Who were these dogs?

These dogs were called in various ways “The Smithfield Collies’’, “The Smithfield Sheep Dogs”, “The Smithfield Drovers’ Dogs’’, and  other similar names, however we know little about them. The descriptions that have reached us speak of a dog similar to a “Shepherd Dog”, as a Collie was known at that time, but it was bigger, stronger, fiercer, black and white, and it had pendulous ears, shaggy coat and a short tail, which was probably cut. They were rougher, noisier and more aggressive than a shepherd dog, and  they used biting in their work. For centuries they had travelled miles and miles guiding oxen, bulls, horses, sheep, pigs, turkeys and geese along Roman roads, to the London market, a task they carried out with humbleness and devotion, as if it were a mission.

However, drovers and shepherds’ lives underwent profound changes through the centuries. In 1852, the English Parliament issued the “Smithfield Market Removal Act”, which ordered the transferral of the market of live animals out of the city. London had become too modern a city to allow herds of irreverent beasts to cross its streets. Little by little, the role of those dogs became unnecessary, because the evolution of transport had made available, faster and newer means of transport to transfer the animals from far away farms to the local markets.
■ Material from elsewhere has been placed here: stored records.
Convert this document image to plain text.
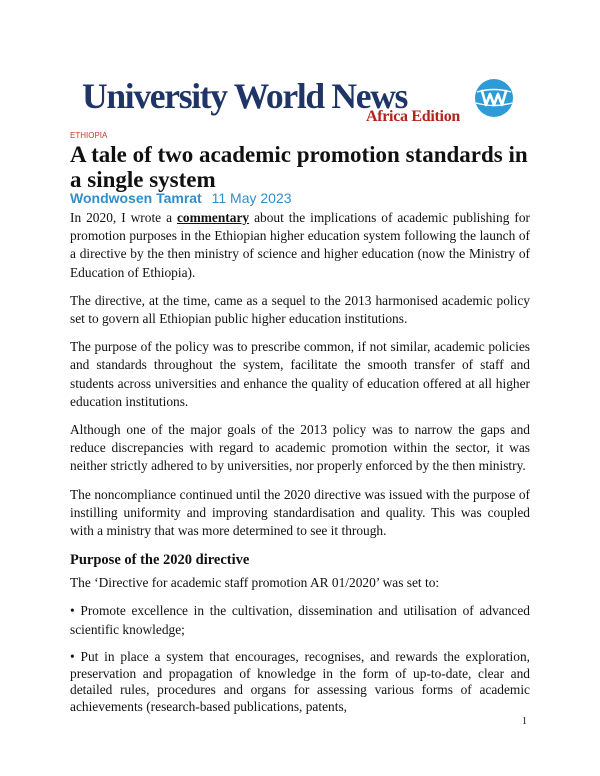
University World News
Africa Edition
ETHIOPIA
A tale of two academic promotion standards in a single system
Wondwosen Tamrat 11 May 2023

In 2020, I wrote a commentary about the implications of academic publishing for promotion purposes in the Ethiopian higher education system following the launch of a directive by the then ministry of science and higher education (now the Ministry of Education of Ethiopia).

The directive, at the time, came as a sequel to the 2013 harmonised academic policy set to govern all Ethiopian public higher education institutions.

The purpose of the policy was to prescribe common, if not similar, academic policies and standards throughout the system, facilitate the smooth transfer of staff and students across universities and enhance the quality of education offered at all higher education institutions.

Although one of the major goals of the 2013 policy was to narrow the gaps and reduce discrepancies with regard to academic promotion within the sector, it was neither strictly adhered to by universities, nor properly enforced by the then ministry.

The noncompliance continued until the 2020 directive was issued with the purpose of instilling uniformity and improving standardisation and quality. This was coupled with a ministry that was more determined to see it through.

Purpose of the 2020 directive

The ‘Directive for academic staff promotion AR 01/2020’ was set to:

• Promote excellence in the cultivation, dissemination and utilisation of advanced scientific knowledge;

• Put in place a system that encourages, recognises, and rewards the exploration, preservation and propagation of knowledge in the form of up-to-date, clear and detailed rules, procedures and organs for assessing various forms of academic achievements (research-based publications, patents,

1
The inevitable consequence was the disappearance of many dog breeds which progress had rendered useless.

Therefore, together with those tireless dogs, which had had a non marginal role in the nation’s whole economy, their industrious drovers vanished, faded in the London fog together with their romantic world in which even evil had its dignity and good was an unreachable peak to climb with effort. That world had inspired Charles Dickens’ stories. The same stories that nearly a century later, would have taught a boy, in a far off town, who was looking with awe at the illustrations in the book he was holding, the ability of what it was to be amazed and still today, prompt him to talk about his love for those men, their work and their dogs.

And like “Mr. Uncommercial’’ in the novel ‘’The Uncommercial Traveller’’, that boy who was reading Dickens went wandering here and there around the world, taking with him the nostalgia for that time learnt through the pages of a book, together with the passion for the humblest and the assiduous of Smithfield market frequent visitors, that dog that even Dickens had considered capable of “thinking”:

“At a small butcher’s, in a shy neighbourhood (there is no reason for suppressing the name; it is by Nottinghill, and gives upon the district called the Potteries), I know a shaggy black and white dog who keeps a drover. He is a dog of an easy disposition, and too frequently allows this drover to get drunk. On these occasions, it is the dog’s custom to sit outside the public house, keeping his eye on a few sheep, and thinking. I have seen him with six sheep, plainly casting up in his mind how many he began with when he left the market, and at what places he has left the rest. I have seen him perplexed by not being able to account to himself for certain particular sheep. A light has gradually broken on him, he has remembered at what butcher’s he left them, and in a burst of grave satisfaction has caught a fly off his nose, and shown himself much relieved. If I could at any time have doubted the fact that it was he who kept the drover, and not the drover who kept him, it would have been abundantly proved by his way of taking undivided charge of the six sheep, when the drover came out besmeared with red ochre and beer, and gave him wrong directions, which he calmly disregarded. He has taken the sheep entirely into his own hands, has merely remarked with respectful firmness, - 'That instruction would place them under an omnibus; you had better confine your attention to yourself - you will want it all;’ and has driven his charge away, with an intelligence of ears and tail, and a knowledge of business, that has left his lout of a man very, very far behind.”